There’s one more thing to demonstrate in this article, and it’s a rather technical one, but important once the application gets beyond the “Hello, World” stage.

In the application we used toStream() to convert the table of counts back to a stream, and then peek() to print it. It should be possible to send the converted stream to another Kafka topic and, indeed, it is – but the results might be surprising. Try adding a to() call to the application:

  builder.stream("streams-plaintext-input")
        .groupByKey().count().toStream()
        .peek ((k,v)->System.out.println (k + ": " + v))
        .to ("streams-pipe-output-counts");

Look at the output using kafa-streams-consumer.sh. You’ll need to enable the printing of keys to see anything:

./bin/kafka-console-consumer.sh --property print.key=true \
     --bootstrap-server localhost:9092 --topic streams-pipe-output-counts

If you send some more data to streams-plaintext-input, you should see some output from the consumer. But you’ll probably find that the totals are missing. Why?

I’ve said that the count() method returns a KTable, but KTable is a template class, as KStream is: both are templatized by key and value. That is, a KTable isn’t just a table of objects; it’s a table of specific key and value classes. In most of the previous examples I’ve fudged over this fact, and often it’s not important. In this case, however, it is.

So the count() method doesn’t really return a KTable – it returns (in this case) a KTable<?, Long>. The type of the key is, in this case, unspecified (because the code doesn’t say what it should be). At runtime the key class will be String because that’s the way the serialization is set up.

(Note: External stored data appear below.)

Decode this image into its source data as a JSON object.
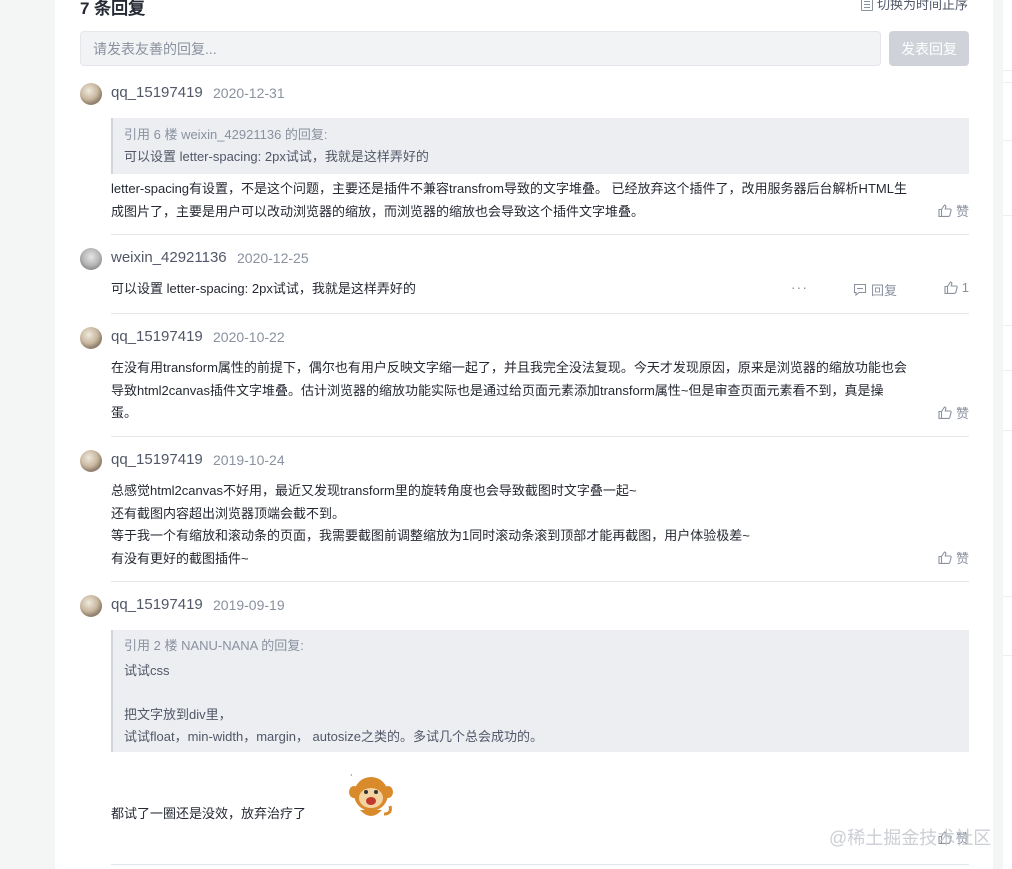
{
  "header": {
    "title": "7 条回复",
    "sort_label": "切换为时间正序"
  },
  "input": {
    "placeholder": "请发表友善的回复...",
    "send_label": "发表回复"
  },
  "comments": [
    {
      "user": "qq_15197419",
      "date": "2020-12-31",
      "quote": {
        "head": "引用 6 楼 weixin_42921136 的回复:",
        "lines": [
          "可以设置 letter-spacing: 2px试试，我就是这样弄好的"
        ]
      },
      "lines": [
        "letter-spacing有设置，不是这个问题，主要还是插件不兼容transfrom导致的文字堆叠。 已经放弃这个插件了，改用服务器后台解析HTML生",
        "成图片了，主要是用户可以改动浏览器的缩放，而浏览器的缩放也会导致这个插件文字堆叠。"
      ],
      "like_label": "赞"
    },
    {
      "user": "weixin_42921136",
      "date": "2020-12-25",
      "lines": [
        "可以设置 letter-spacing: 2px试试，我就是这样弄好的"
      ],
      "more_label": "···",
      "reply_label": "回复",
      "like_label": "1"
    },
    {
      "user": "qq_15197419",
      "date": "2020-10-22",
      "lines": [
        "在没有用transform属性的前提下，偶尔也有用户反映文字缩一起了，并且我完全没法复现。今天才发现原因，原来是浏览器的缩放功能也会",
        "导致html2canvas插件文字堆叠。估计浏览器的缩放功能实际也是通过给页面元素添加transform属性~但是审查页面元素看不到，真是操",
        "蛋。"
      ],
      "like_label": "赞"
    },
    {
      "user": "qq_15197419",
      "date": "2019-10-24",
      "lines": [
        "总感觉html2canvas不好用，最近又发现transform里的旋转角度也会导致截图时文字叠一起~",
        "还有截图内容超出浏览器顶端会截不到。",
        "等于我一个有缩放和滚动条的页面，我需要截图前调整缩放为1同时滚动条滚到顶部才能再截图，用户体验极差~",
        "有没有更好的截图插件~"
      ],
      "like_label": "赞"
    },
    {
      "user": "qq_15197419",
      "date": "2019-09-19",
      "quote": {
        "head": "引用 2 楼 NANU-NANA 的回复:",
        "lines": [
          "试试css",
          "",
          "把文字放到div里，",
          "试试float，min-width，margin， autosize之类的。多试几个总会成功的。"
        ]
      },
      "lines": [
        "都试了一圈还是没效，放弃治疗了"
      ],
      "like_label": "赞"
    }
  ],
  "watermark": "@稀土掘金技术社区",
  "colors": {
    "accent_disabled": "#cfd2d9",
    "quote_bg": "#eceef2",
    "muted_text": "#8a919f"
  }
}
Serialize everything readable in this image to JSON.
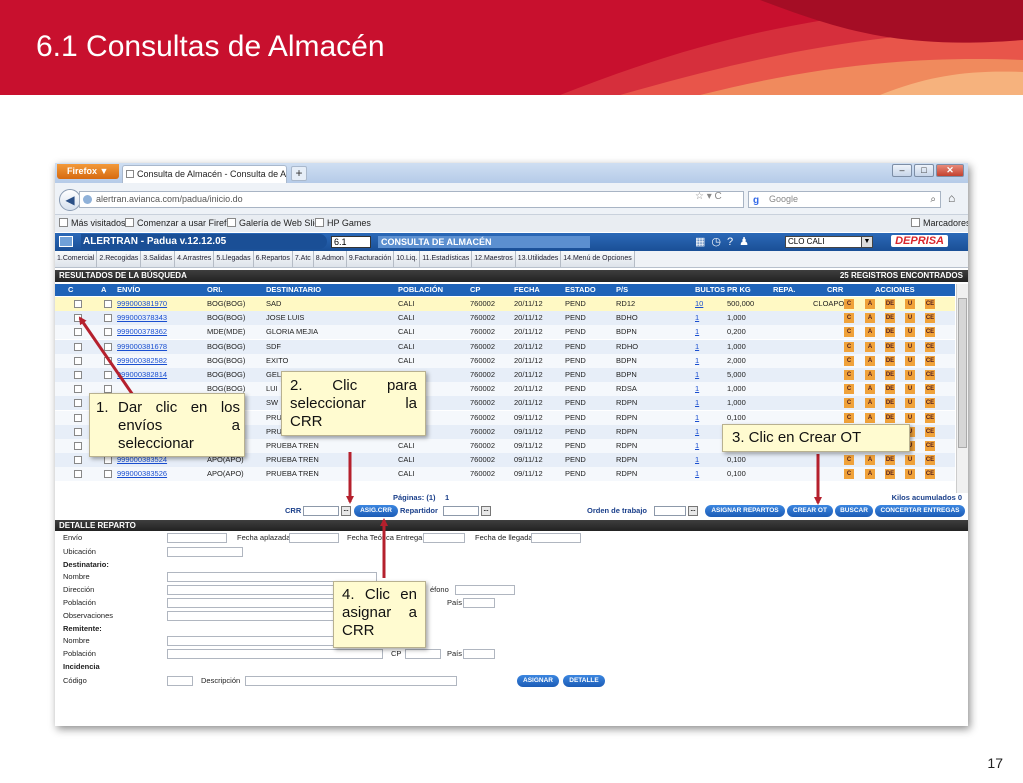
{
  "slide": {
    "title": "6.1 Consultas de Almacén",
    "page_number": "17",
    "banner_color": "#c8102e"
  },
  "browser": {
    "menu_button": "Firefox ▼",
    "tab_title": "Consulta de Almacén - Consulta de Alm...",
    "new_tab": "+",
    "url": "alertran.avianca.com/padua/inicio.do",
    "search_placeholder": "Google",
    "bookmarks": [
      "Más visitados",
      "Comenzar a usar Firefox",
      "Galería de Web Slice",
      "HP Games"
    ],
    "bookmarks_menu": "Marcadores"
  },
  "app": {
    "title": "ALERTRAN - Padua  v.12.12.05",
    "screen_code": "6.1",
    "section": "CONSULTA DE ALMACÉN",
    "office": "CLO CALI",
    "logo": "DEPRISA",
    "accent": "#1f63b8"
  },
  "menu": [
    "1.Comercial",
    "2.Recogidas",
    "3.Salidas",
    "4.Arrastres",
    "5.Llegadas",
    "6.Repartos",
    "7.Atc",
    "8.Admon",
    "9.Facturación",
    "10.Liq.",
    "11.Estadísticas",
    "12.Maestros",
    "13.Utilidades",
    "14.Menú de Opciones"
  ],
  "results": {
    "header": "RESULTADOS DE LA BÚSQUEDA",
    "count": "25 REGISTROS ENCONTRADOS",
    "columns": [
      "C",
      "A",
      "ENVÍO",
      "ORI.",
      "DESTINATARIO",
      "POBLACIÓN",
      "CP",
      "FECHA",
      "ESTADO",
      "P/S",
      "BULTOS",
      "PR KG",
      "REPA.",
      "CRR",
      "ACCIONES"
    ],
    "actions": [
      "C",
      "A",
      "DE",
      "U",
      "CE"
    ],
    "rows": [
      {
        "envio": "999000381970",
        "ori": "BOG(BOG)",
        "dest": "SAD",
        "pob": "CALI",
        "cp": "760002",
        "fecha": "20/11/12",
        "estado": "PEND",
        "ps": "RD12",
        "bultos": "10",
        "kg": "500,000",
        "crr": "CLOAPO"
      },
      {
        "envio": "999000378343",
        "ori": "BOG(BOG)",
        "dest": "JOSE LUIS",
        "pob": "CALI",
        "cp": "760002",
        "fecha": "20/11/12",
        "estado": "PEND",
        "ps": "BDHO",
        "bultos": "1",
        "kg": "1,000",
        "crr": ""
      },
      {
        "envio": "999000378362",
        "ori": "MDE(MDE)",
        "dest": "GLORIA MEJIA",
        "pob": "CALI",
        "cp": "760002",
        "fecha": "20/11/12",
        "estado": "PEND",
        "ps": "BDPN",
        "bultos": "1",
        "kg": "0,200",
        "crr": ""
      },
      {
        "envio": "999000381678",
        "ori": "BOG(BOG)",
        "dest": "SDF",
        "pob": "CALI",
        "cp": "760002",
        "fecha": "20/11/12",
        "estado": "PEND",
        "ps": "RDHO",
        "bultos": "1",
        "kg": "1,000",
        "crr": ""
      },
      {
        "envio": "999000382582",
        "ori": "BOG(BOG)",
        "dest": "EXITO",
        "pob": "CALI",
        "cp": "760002",
        "fecha": "20/11/12",
        "estado": "PEND",
        "ps": "BDPN",
        "bultos": "1",
        "kg": "2,000",
        "crr": ""
      },
      {
        "envio": "999000382814",
        "ori": "BOG(BOG)",
        "dest": "GEL",
        "pob": "CALI",
        "cp": "760002",
        "fecha": "20/11/12",
        "estado": "PEND",
        "ps": "BDPN",
        "bultos": "1",
        "kg": "5,000",
        "crr": ""
      },
      {
        "envio": "",
        "ori": "BOG(BOG)",
        "dest": "LUI",
        "pob": "CALI",
        "cp": "760002",
        "fecha": "20/11/12",
        "estado": "PEND",
        "ps": "RDSA",
        "bultos": "1",
        "kg": "1,000",
        "crr": ""
      },
      {
        "envio": "",
        "ori": "",
        "dest": "SW",
        "pob": "CALI",
        "cp": "760002",
        "fecha": "20/11/12",
        "estado": "PEND",
        "ps": "RDPN",
        "bultos": "1",
        "kg": "1,000",
        "crr": ""
      },
      {
        "envio": "",
        "ori": "",
        "dest": "PRU",
        "pob": "CALI",
        "cp": "760002",
        "fecha": "09/11/12",
        "estado": "PEND",
        "ps": "RDPN",
        "bultos": "1",
        "kg": "0,100",
        "crr": ""
      },
      {
        "envio": "",
        "ori": "",
        "dest": "PRU",
        "pob": "CALI",
        "cp": "760002",
        "fecha": "09/11/12",
        "estado": "PEND",
        "ps": "RDPN",
        "bultos": "1",
        "kg": "0,100",
        "crr": ""
      },
      {
        "envio": "",
        "ori": "",
        "dest": "PRUEBA TREN",
        "pob": "CALI",
        "cp": "760002",
        "fecha": "09/11/12",
        "estado": "PEND",
        "ps": "RDPN",
        "bultos": "1",
        "kg": "0,100",
        "crr": ""
      },
      {
        "envio": "999000383524",
        "ori": "APO(APO)",
        "dest": "PRUEBA TREN",
        "pob": "CALI",
        "cp": "760002",
        "fecha": "09/11/12",
        "estado": "PEND",
        "ps": "RDPN",
        "bultos": "1",
        "kg": "0,100",
        "crr": ""
      },
      {
        "envio": "999000383526",
        "ori": "APO(APO)",
        "dest": "PRUEBA TREN",
        "pob": "CALI",
        "cp": "760002",
        "fecha": "09/11/12",
        "estado": "PEND",
        "ps": "RDPN",
        "bultos": "1",
        "kg": "0,100",
        "crr": ""
      }
    ],
    "paginas_label": "Páginas: (1)",
    "paginas_current": "1",
    "kilos": "Kilos acumulados 0"
  },
  "toolbar": {
    "crr_label": "CRR",
    "asig_crr": "ASIG.CRR",
    "repartidor_label": "Repartidor",
    "orden_label": "Orden de trabajo",
    "asignar_repartos": "ASIGNAR REPARTOS",
    "crear_ot": "CREAR OT",
    "buscar": "BUSCAR",
    "concertar": "CONCERTAR ENTREGAS",
    "more": "..."
  },
  "detail": {
    "header": "DETALLE REPARTO",
    "envio": "Envío",
    "fecha_aplazada": "Fecha aplazada",
    "fecha_teorica": "Fecha Teórica Entrega",
    "fecha_llegada": "Fecha de llegada",
    "ubicacion": "Ubicación",
    "destinatario": "Destinatario:",
    "nombre": "Nombre",
    "direccion": "Dirección",
    "telefono": "éfono",
    "poblacion": "Población",
    "pais": "País",
    "observaciones": "Observaciones",
    "remitente": "Remitente:",
    "cp": "CP",
    "incidencia": "Incidencia",
    "codigo": "Código",
    "descripcion": "Descripción",
    "asignar": "ASIGNAR",
    "detalle": "DETALLE"
  },
  "callouts": {
    "c1_num": "1.",
    "c1_text": "Dar clic en los envíos a seleccionar",
    "c2_text": "2. Clic para seleccionar la CRR",
    "c3_text": "3. Clic en Crear OT",
    "c4_text": "4. Clic en asignar a CRR",
    "arrow_color": "#b5202d"
  }
}
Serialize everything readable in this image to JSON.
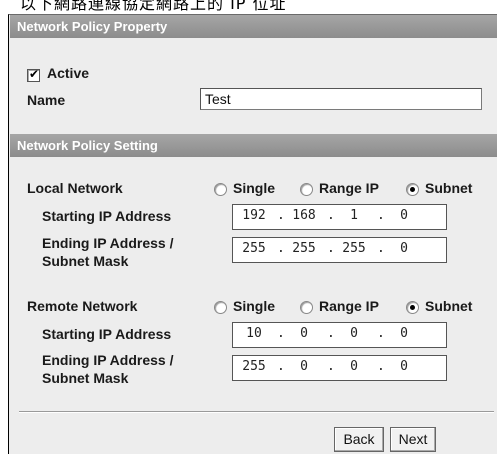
{
  "caption": "以下網路連線協定網路上的 IP 位址",
  "property": {
    "header": "Network Policy Property",
    "active_label": "Active",
    "active_checked": true,
    "name_label": "Name",
    "name_value": "Test"
  },
  "setting": {
    "header": "Network Policy Setting",
    "local": {
      "label": "Local Network",
      "options": [
        "Single",
        "Range IP",
        "Subnet"
      ],
      "selected": "Subnet",
      "start_label": "Starting IP Address",
      "start_ip": [
        "192",
        "168",
        "1",
        "0"
      ],
      "end_label_line1": "Ending IP Address /",
      "end_label_line2": "Subnet Mask",
      "end_ip": [
        "255",
        "255",
        "255",
        "0"
      ]
    },
    "remote": {
      "label": "Remote Network",
      "options": [
        "Single",
        "Range IP",
        "Subnet"
      ],
      "selected": "Subnet",
      "start_label": "Starting IP Address",
      "start_ip": [
        "10",
        "0",
        "0",
        "0"
      ],
      "end_label_line1": "Ending IP Address /",
      "end_label_line2": "Subnet Mask",
      "end_ip": [
        "255",
        "0",
        "0",
        "0"
      ]
    }
  },
  "buttons": {
    "back": "Back",
    "next": "Next"
  }
}
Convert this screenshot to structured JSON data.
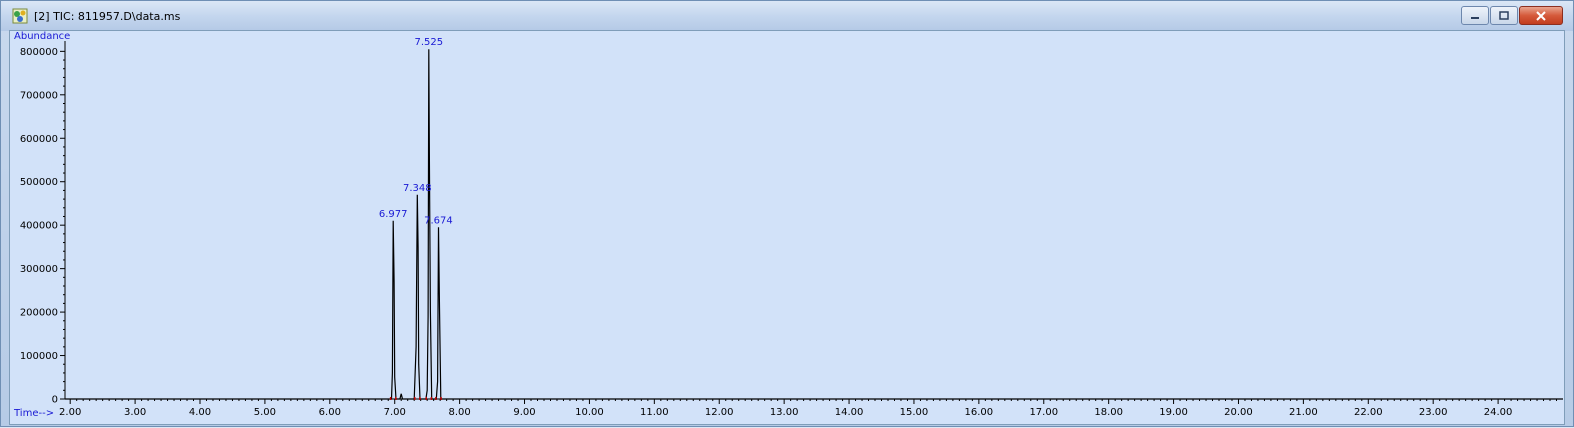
{
  "window": {
    "title": "[2] TIC: 811957.D\\data.ms",
    "title_icon": "chromatogram-app-icon",
    "controls": [
      "minimize-icon",
      "maximize-icon",
      "close-icon"
    ]
  },
  "colors": {
    "plot_background": "#d2e2f9",
    "trace": "#000000",
    "label": "#1a1ad4",
    "baseline_marker": "#c00000"
  },
  "chart_data": {
    "type": "line",
    "title": "",
    "xlabel": "Time-->",
    "ylabel": "Abundance",
    "xlim": [
      1.92,
      25.0
    ],
    "ylim": [
      0,
      810000
    ],
    "grid": false,
    "x_ticks": [
      2.0,
      3.0,
      4.0,
      5.0,
      6.0,
      7.0,
      8.0,
      9.0,
      10.0,
      11.0,
      12.0,
      13.0,
      14.0,
      15.0,
      16.0,
      17.0,
      18.0,
      19.0,
      20.0,
      21.0,
      22.0,
      23.0,
      24.0
    ],
    "x_tick_labels": [
      "2.00",
      "3.00",
      "4.00",
      "5.00",
      "6.00",
      "7.00",
      "8.00",
      "9.00",
      "10.00",
      "11.00",
      "12.00",
      "13.00",
      "14.00",
      "15.00",
      "16.00",
      "17.00",
      "18.00",
      "19.00",
      "20.00",
      "21.00",
      "22.00",
      "23.00",
      "24.00"
    ],
    "y_ticks": [
      0,
      100000,
      200000,
      300000,
      400000,
      500000,
      600000,
      700000,
      800000
    ],
    "y_tick_labels": [
      "0",
      "100000",
      "200000",
      "300000",
      "400000",
      "500000",
      "600000",
      "700000",
      "800000"
    ],
    "peaks": [
      {
        "rt": 6.977,
        "label": "6.977",
        "abundance": 410000
      },
      {
        "rt": 7.348,
        "label": "7.348",
        "abundance": 470000
      },
      {
        "rt": 7.525,
        "label": "7.525",
        "abundance": 805000
      },
      {
        "rt": 7.674,
        "label": "7.674",
        "abundance": 395000
      }
    ],
    "series": [
      {
        "x": [
          1.92,
          6.5,
          6.95,
          6.965,
          6.977,
          6.99,
          7.0,
          7.02,
          7.08,
          7.1,
          7.12,
          7.3,
          7.33,
          7.348,
          7.36,
          7.37,
          7.39,
          7.48,
          7.5,
          7.515,
          7.525,
          7.535,
          7.55,
          7.57,
          7.64,
          7.66,
          7.674,
          7.69,
          7.71,
          7.78,
          8.5,
          12.0,
          18.0,
          25.0
        ],
        "y": [
          0,
          0,
          0,
          60000,
          410000,
          270000,
          50000,
          0,
          0,
          12000,
          0,
          0,
          120000,
          470000,
          350000,
          80000,
          0,
          0,
          20000,
          190000,
          805000,
          550000,
          200000,
          0,
          0,
          40000,
          395000,
          210000,
          0,
          0,
          0,
          0,
          0,
          0
        ]
      }
    ]
  }
}
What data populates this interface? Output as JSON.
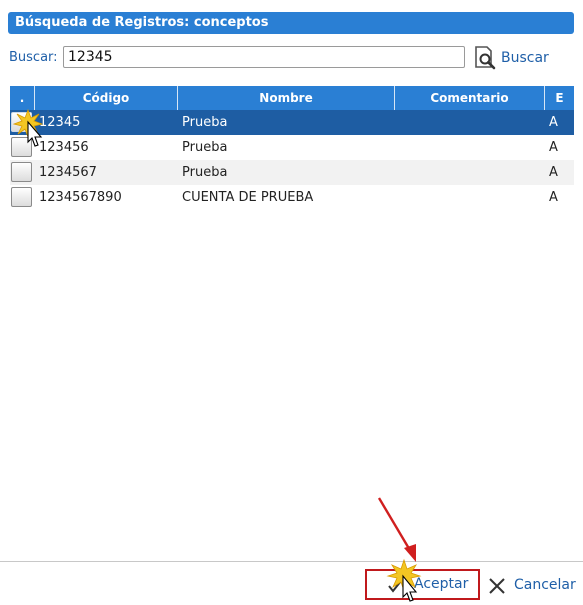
{
  "dialog": {
    "title": "Búsqueda de Registros: conceptos"
  },
  "search": {
    "label": "Buscar:",
    "value": "12345",
    "button_label": "Buscar"
  },
  "grid": {
    "columns": [
      ".",
      "Código",
      "Nombre",
      "Comentario",
      "E"
    ],
    "rows": [
      {
        "codigo": "12345",
        "nombre": "Prueba",
        "comentario": "",
        "e": "A",
        "selected": true
      },
      {
        "codigo": "123456",
        "nombre": "Prueba",
        "comentario": "",
        "e": "A",
        "selected": false
      },
      {
        "codigo": "1234567",
        "nombre": "Prueba",
        "comentario": "",
        "e": "A",
        "selected": false
      },
      {
        "codigo": "1234567890",
        "nombre": "CUENTA DE PRUEBA",
        "comentario": "",
        "e": "A",
        "selected": false
      }
    ]
  },
  "footer": {
    "accept_label": "Aceptar",
    "cancel_label": "Cancelar"
  },
  "colors": {
    "header_blue": "#2a7fd4",
    "selected_row": "#1e5da3",
    "link_blue": "#1f5fa8",
    "highlight_red": "#c0191c"
  }
}
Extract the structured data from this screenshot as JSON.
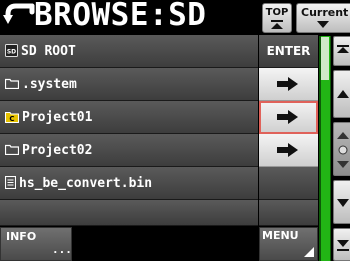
{
  "header": {
    "title": "BROWSE:SD",
    "back_icon": "back-arrow-icon",
    "top_button": "TOP",
    "current_button": "Current"
  },
  "root_row": {
    "label": "SD ROOT",
    "action": "ENTER",
    "icon": "sd-card-icon"
  },
  "items": [
    {
      "label": ".system",
      "icon": "folder-icon",
      "has_enter": true
    },
    {
      "label": "Project01",
      "icon": "current-project-folder-icon",
      "has_enter": true,
      "selected": true
    },
    {
      "label": "Project02",
      "icon": "folder-icon",
      "has_enter": true
    },
    {
      "label": "hs_be_convert.bin",
      "icon": "file-icon",
      "has_enter": false
    },
    {
      "label": "",
      "icon": "",
      "has_enter": false
    }
  ],
  "footer": {
    "info_label": "INFO",
    "info_more": "...",
    "menu_label": "MENU"
  },
  "colors": {
    "accent_green": "#22b515",
    "selection": "#e0625a",
    "current_project": "#e6c200"
  }
}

But the ‘value’ column of the count table is parameterized as a Long, whatever the type of the stream it was derived from.

Then, when we call toStream() on the output of count() what we actually get is an instance of KStream<?, Long>.

This makes perfect sense – a count can only be a number. But when we write to the output stream, we’re writing messages whose payload is a Long, and kafka-console-consumer.sh assumes by default that the values are strings.

So to see the counts, we need to run the consumer like this:

./bin/kafka-console-consumer.sh --property print.key=true \
 --bootstrap-server localhost:9092 --topic streams-pipe-output-counts \
 --property value.deserializer=org.apache.kafka.common.serialization.LongDeserializer

If you want to store the counts in the Kafka topic as strings, you’ll need to make a conversion in code.

Closing remarks

In this article I demonstrated the rudiments of stateful operations (counts and aggregations) in Kafka Streams. There is, of course, a lot more to this topic. In particular, the API provides powerful control of time windowing, and a configurable notion of what a ‘timestamp’ amounts to in the application. The difference between, for example, the time at which an event was detected, and the time it was ingested into Kafka, might only amount to microseconds; but with the throughputs that Kafka is designed for, that difference might be important.